In an attempt to take the sting out of expensive medical bills incurred by uninsured students, Brigham Young University will require students to show proof of medical insurance before enrolling next fall.
"Some students are upset and say it is not right for us to impose medical insurance, but the fact is that many get ill during the year," said Paul Richards, BYU public communications director."Either they don't get medical help because they have no insurance and the illness gets worse, resulting in longer time out, or they seek help from church or welfare sources and the general public ends up paying for it.
"This is a drain on society as a whole. We are asking students to take the initiative and make sure they have adequate insurance. Even minor problems can be major in terms of finances."
A student who fails to show proof of insurance will be placed on the BYU medical plan, which costs $112 a semester.

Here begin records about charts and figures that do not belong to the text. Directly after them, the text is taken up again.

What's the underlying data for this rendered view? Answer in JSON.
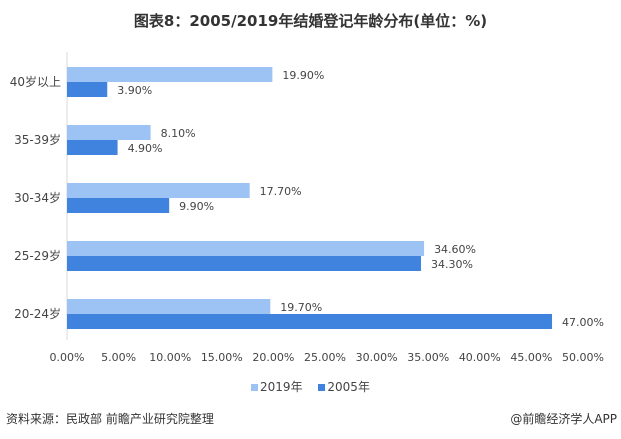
{
  "chart_data": {
    "type": "bar",
    "orientation": "horizontal",
    "title": "图表8：2005/2019年结婚登记年龄分布(单位：%)",
    "categories": [
      "40岁以上",
      "35-39岁",
      "30-34岁",
      "25-29岁",
      "20-24岁"
    ],
    "series": [
      {
        "name": "2019年",
        "values": [
          19.9,
          8.1,
          17.7,
          34.6,
          19.7
        ],
        "labels": [
          "19.90%",
          "8.10%",
          "17.70%",
          "34.60%",
          "19.70%"
        ],
        "color": "#9DC3F5"
      },
      {
        "name": "2005年",
        "values": [
          3.9,
          4.9,
          9.9,
          34.3,
          47.0
        ],
        "labels": [
          "3.90%",
          "4.90%",
          "9.90%",
          "34.30%",
          "47.00%"
        ],
        "color": "#3F83DE"
      }
    ],
    "xlim": [
      0,
      50
    ],
    "xticks": [
      "0.00%",
      "5.00%",
      "10.00%",
      "15.00%",
      "20.00%",
      "25.00%",
      "30.00%",
      "35.00%",
      "40.00%",
      "45.00%",
      "50.00%"
    ],
    "grid": false,
    "legend": "bottom"
  },
  "footer": {
    "source": "资料来源：民政部 前瞻产业研究院整理",
    "brand": "@前瞻经济学人APP"
  }
}
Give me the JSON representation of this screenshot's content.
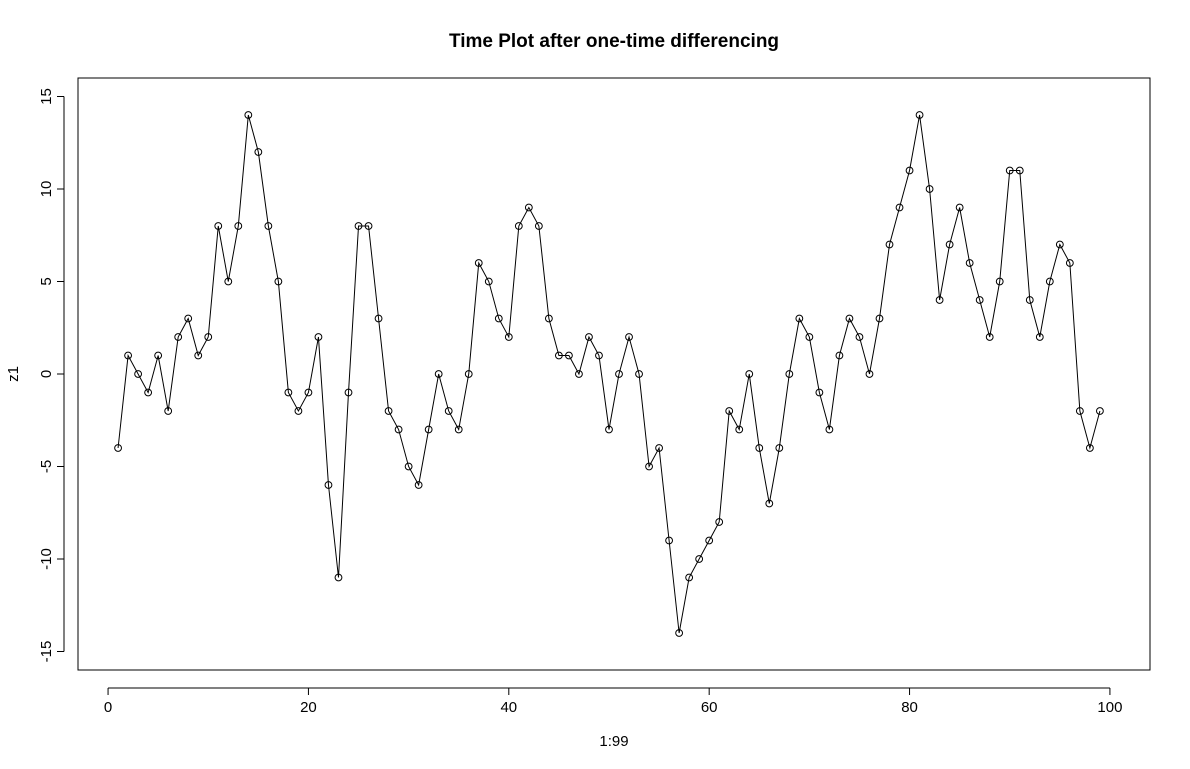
{
  "chart_data": {
    "type": "line",
    "markers": "open-circle",
    "line_color": "#000000",
    "title": "Time Plot after one-time differencing",
    "xlabel": "1:99",
    "ylabel": "z1",
    "xlim": [
      -3,
      104
    ],
    "ylim": [
      -16,
      16
    ],
    "xticks": [
      0,
      20,
      40,
      60,
      80,
      100
    ],
    "yticks": [
      -15,
      -10,
      -5,
      0,
      5,
      10,
      15
    ],
    "x": [
      1,
      2,
      3,
      4,
      5,
      6,
      7,
      8,
      9,
      10,
      11,
      12,
      13,
      14,
      15,
      16,
      17,
      18,
      19,
      20,
      21,
      22,
      23,
      24,
      25,
      26,
      27,
      28,
      29,
      30,
      31,
      32,
      33,
      34,
      35,
      36,
      37,
      38,
      39,
      40,
      41,
      42,
      43,
      44,
      45,
      46,
      47,
      48,
      49,
      50,
      51,
      52,
      53,
      54,
      55,
      56,
      57,
      58,
      59,
      60,
      61,
      62,
      63,
      64,
      65,
      66,
      67,
      68,
      69,
      70,
      71,
      72,
      73,
      74,
      75,
      76,
      77,
      78,
      79,
      80,
      81,
      82,
      83,
      84,
      85,
      86,
      87,
      88,
      89,
      90,
      91,
      92,
      93,
      94,
      95,
      96,
      97,
      98,
      99
    ],
    "values": [
      -4,
      1,
      0,
      -1,
      1,
      -2,
      2,
      3,
      1,
      2,
      8,
      5,
      8,
      14,
      12,
      8,
      5,
      -1,
      -2,
      -1,
      2,
      -6,
      -11,
      -1,
      8,
      8,
      3,
      -2,
      -3,
      -5,
      -6,
      -3,
      0,
      -2,
      -3,
      0,
      6,
      5,
      3,
      2,
      8,
      9,
      8,
      3,
      1,
      1,
      0,
      2,
      1,
      -3,
      0,
      2,
      0,
      -5,
      -4,
      -9,
      -14,
      -11,
      -10,
      -9,
      -8,
      -2,
      -3,
      0,
      -4,
      -7,
      -4,
      0,
      3,
      2,
      -1,
      -3,
      1,
      3,
      2,
      0,
      3,
      7,
      9,
      11,
      14,
      10,
      4,
      7,
      9,
      6,
      4,
      2,
      5,
      11,
      11,
      4,
      2,
      5,
      7,
      6,
      -2,
      -4,
      -2
    ]
  }
}
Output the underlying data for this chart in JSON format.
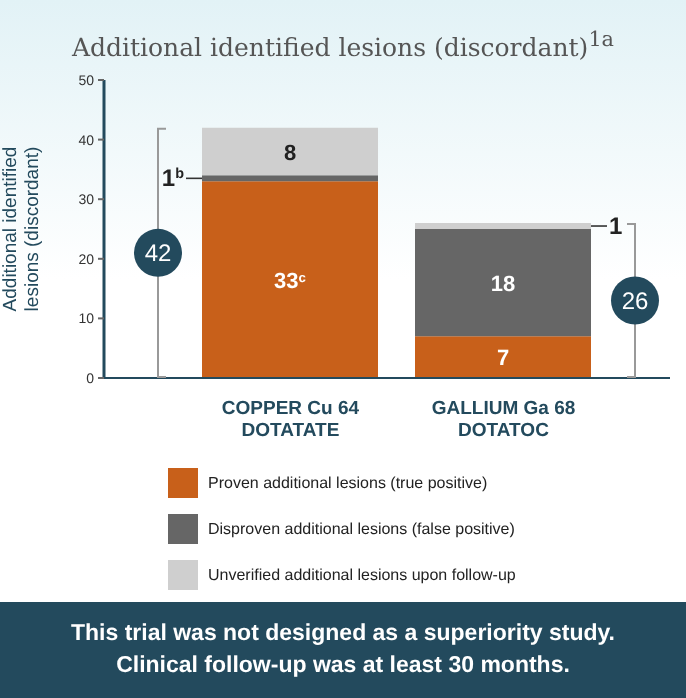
{
  "chart_data": {
    "type": "bar",
    "title": "Additional identified lesions (discordant)$^{1a}$",
    "ylabel": "Additional identified lesions (discordant)",
    "categories": [
      "COPPER Cu 64 DOTATATE",
      "GALLIUM Ga 68 DOTATOC"
    ],
    "stacked": true,
    "series": [
      {
        "name": "Proven additional lesions (true positive)",
        "color": "#c8601a",
        "values": [
          33,
          7
        ],
        "value_labels": [
          "33$^{c}$",
          "7"
        ]
      },
      {
        "name": "Disproven additional lesions (false positive)",
        "color": "#666666",
        "values": [
          1,
          18
        ],
        "value_labels": [
          "1$^{b}$",
          "18"
        ]
      },
      {
        "name": "Unverified additional lesions upon follow-up",
        "color": "#cfcfcf",
        "values": [
          8,
          1
        ],
        "value_labels": [
          "8",
          "1"
        ]
      }
    ],
    "totals": [
      "42",
      "26"
    ],
    "ylim": [
      0,
      50
    ],
    "yticks": [
      0,
      10,
      20,
      30,
      40,
      50
    ],
    "grid": false,
    "legend": "bottom",
    "annotations": [
      "This trial was not designed as a superiority study.",
      "Clinical follow-up was at least 30 months."
    ]
  }
}
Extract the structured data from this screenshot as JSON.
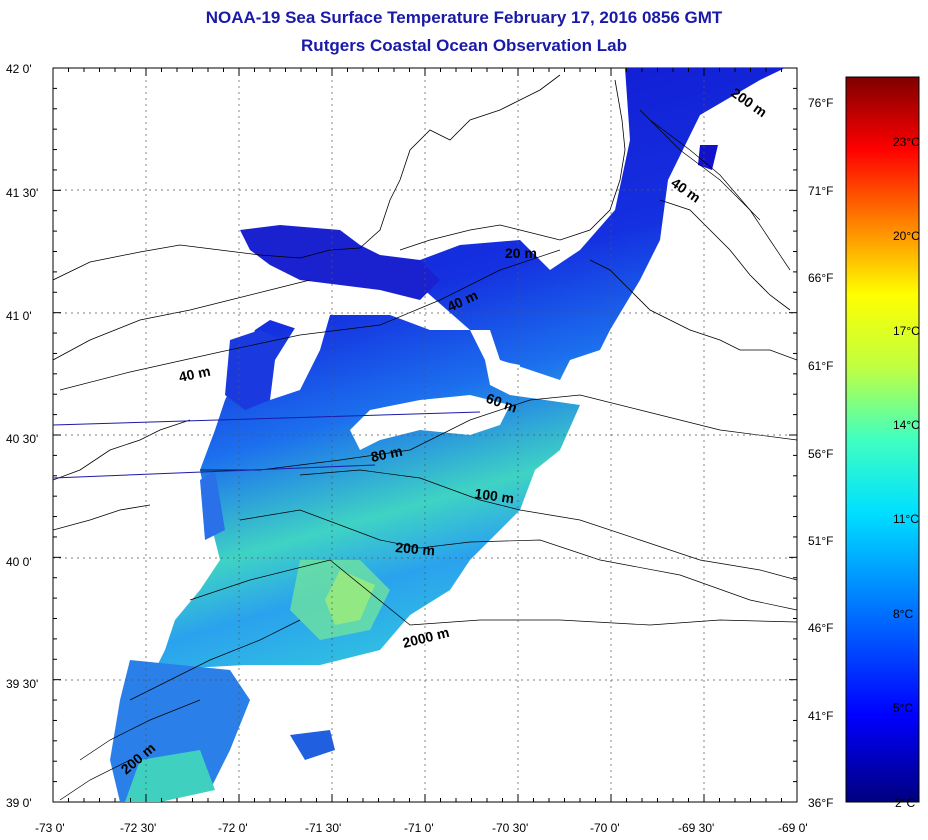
{
  "title": "NOAA-19 Sea Surface Temperature February 17, 2016 0856 GMT",
  "subtitle": "Rutgers Coastal Ocean Observation Lab",
  "lat_labels": [
    "42 0'",
    "41 30'",
    "41 0'",
    "40 30'",
    "40 0'",
    "39 30'",
    "39 0'"
  ],
  "lon_labels": [
    "-73 0'",
    "-72 30'",
    "-72 0'",
    "-71 30'",
    "-71 0'",
    "-70 30'",
    "-70 0'",
    "-69 30'",
    "-69 0'"
  ],
  "fahrenheit_labels": [
    "76°F",
    "71°F",
    "66°F",
    "61°F",
    "56°F",
    "51°F",
    "46°F",
    "41°F",
    "36°F"
  ],
  "celsius_labels": [
    "23°C",
    "20°C",
    "17°C",
    "14°C",
    "11°C",
    "8°C",
    "5°C",
    "2°C"
  ],
  "depth_labels": [
    "20 m",
    "40 m",
    "40 m",
    "60 m",
    "80 m",
    "100 m",
    "200 m",
    "2000 m",
    "200 m",
    "40 m",
    "200 m"
  ],
  "colors": {
    "title": "#1a1aa8",
    "ocean_cold": "#1a1acc",
    "ocean_warm": "#40d0b0"
  }
}
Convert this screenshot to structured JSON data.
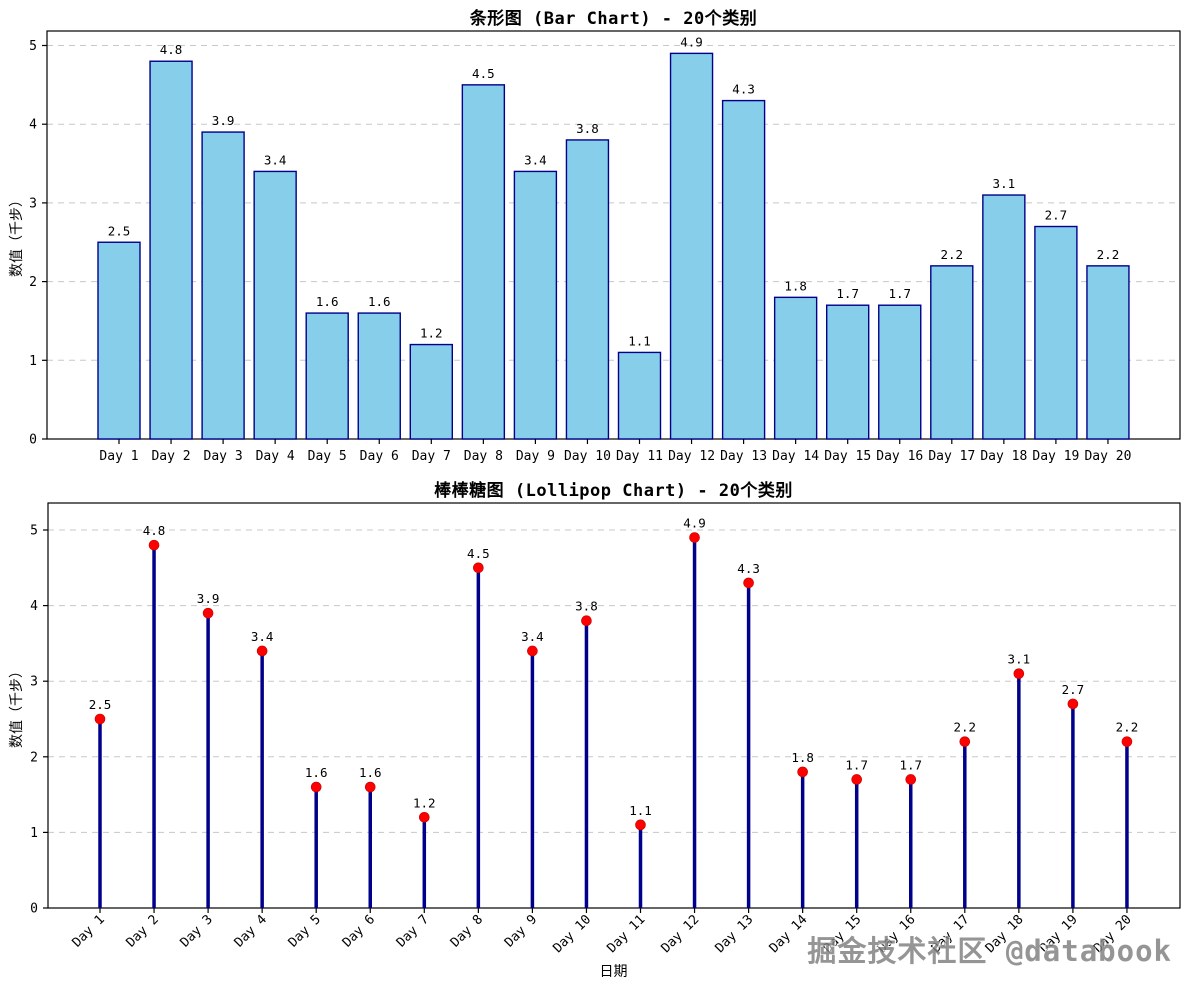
{
  "watermark": "掘金技术社区 @databook",
  "chart_data": [
    {
      "type": "bar",
      "title": "条形图 (Bar Chart) - 20个类别",
      "categories": [
        "Day 1",
        "Day 2",
        "Day 3",
        "Day 4",
        "Day 5",
        "Day 6",
        "Day 7",
        "Day 8",
        "Day 9",
        "Day 10",
        "Day 11",
        "Day 12",
        "Day 13",
        "Day 14",
        "Day 15",
        "Day 16",
        "Day 17",
        "Day 18",
        "Day 19",
        "Day 20"
      ],
      "values": [
        2.5,
        4.8,
        3.9,
        3.4,
        1.6,
        1.6,
        1.2,
        4.5,
        3.4,
        3.8,
        1.1,
        4.9,
        4.3,
        1.8,
        1.7,
        1.7,
        2.2,
        3.1,
        2.7,
        2.2
      ],
      "xlabel": "",
      "ylabel": "数值（千步）",
      "ylim": [
        0,
        5.18
      ],
      "yticks": [
        0,
        1,
        2,
        3,
        4,
        5
      ],
      "grid": true,
      "grid_style": "dashed",
      "value_labels": true,
      "bar_fill": "#87CEEB",
      "bar_edge": "#00008B",
      "xtick_rotation": 0
    },
    {
      "type": "lollipop",
      "title": "棒棒糖图 (Lollipop Chart) - 20个类别",
      "categories": [
        "Day 1",
        "Day 2",
        "Day 3",
        "Day 4",
        "Day 5",
        "Day 6",
        "Day 7",
        "Day 8",
        "Day 9",
        "Day 10",
        "Day 11",
        "Day 12",
        "Day 13",
        "Day 14",
        "Day 15",
        "Day 16",
        "Day 17",
        "Day 18",
        "Day 19",
        "Day 20"
      ],
      "values": [
        2.5,
        4.8,
        3.9,
        3.4,
        1.6,
        1.6,
        1.2,
        4.5,
        3.4,
        3.8,
        1.1,
        4.9,
        4.3,
        1.8,
        1.7,
        1.7,
        2.2,
        3.1,
        2.7,
        2.2
      ],
      "xlabel": "日期",
      "ylabel": "数值（千步）",
      "ylim": [
        0,
        5.36
      ],
      "yticks": [
        0,
        1,
        2,
        3,
        4,
        5
      ],
      "grid": true,
      "grid_style": "dashed",
      "value_labels": true,
      "stem_color": "#00008B",
      "marker_color": "#FF0000",
      "xtick_rotation": 45
    }
  ]
}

The BYU Student Health Center is the primary-care facility under the plan, but the plan extends to hospitalization and specialized care with the approval of health center doctors.
"The plan was developed to include things that come along whether they are major or minor because it can knock out the bottom of a student's life," Richards said.
The medical insurance policy was introduced by President Jeffrey Holland in a letter to students.
He said, "Many students each year leave school for economic reasons due to uninsured medical expenses, and many more students miss substantial amounts of classroom instruction because they fail to seek timely medical treatment for illnesses or injuries."
Medical insurance coverage is a problem at the university level because students are out of the umbrella of home and haven't gotten to the point where they realize their responsibility to purchase medical insurance, Richards said.
"They think they will live forever and not get sick. A large proportion of the students go without medical insurance, and that creates a burden on society in general. We are not trying to be parents, we are just protecting society and helping students understand their place in society.
"For $112, they can go without a few tapes and a number of things they think they have to have and really don't need. It makes good sense to have medical insurance. You insure your car and belongings. It is more important to insure yourself."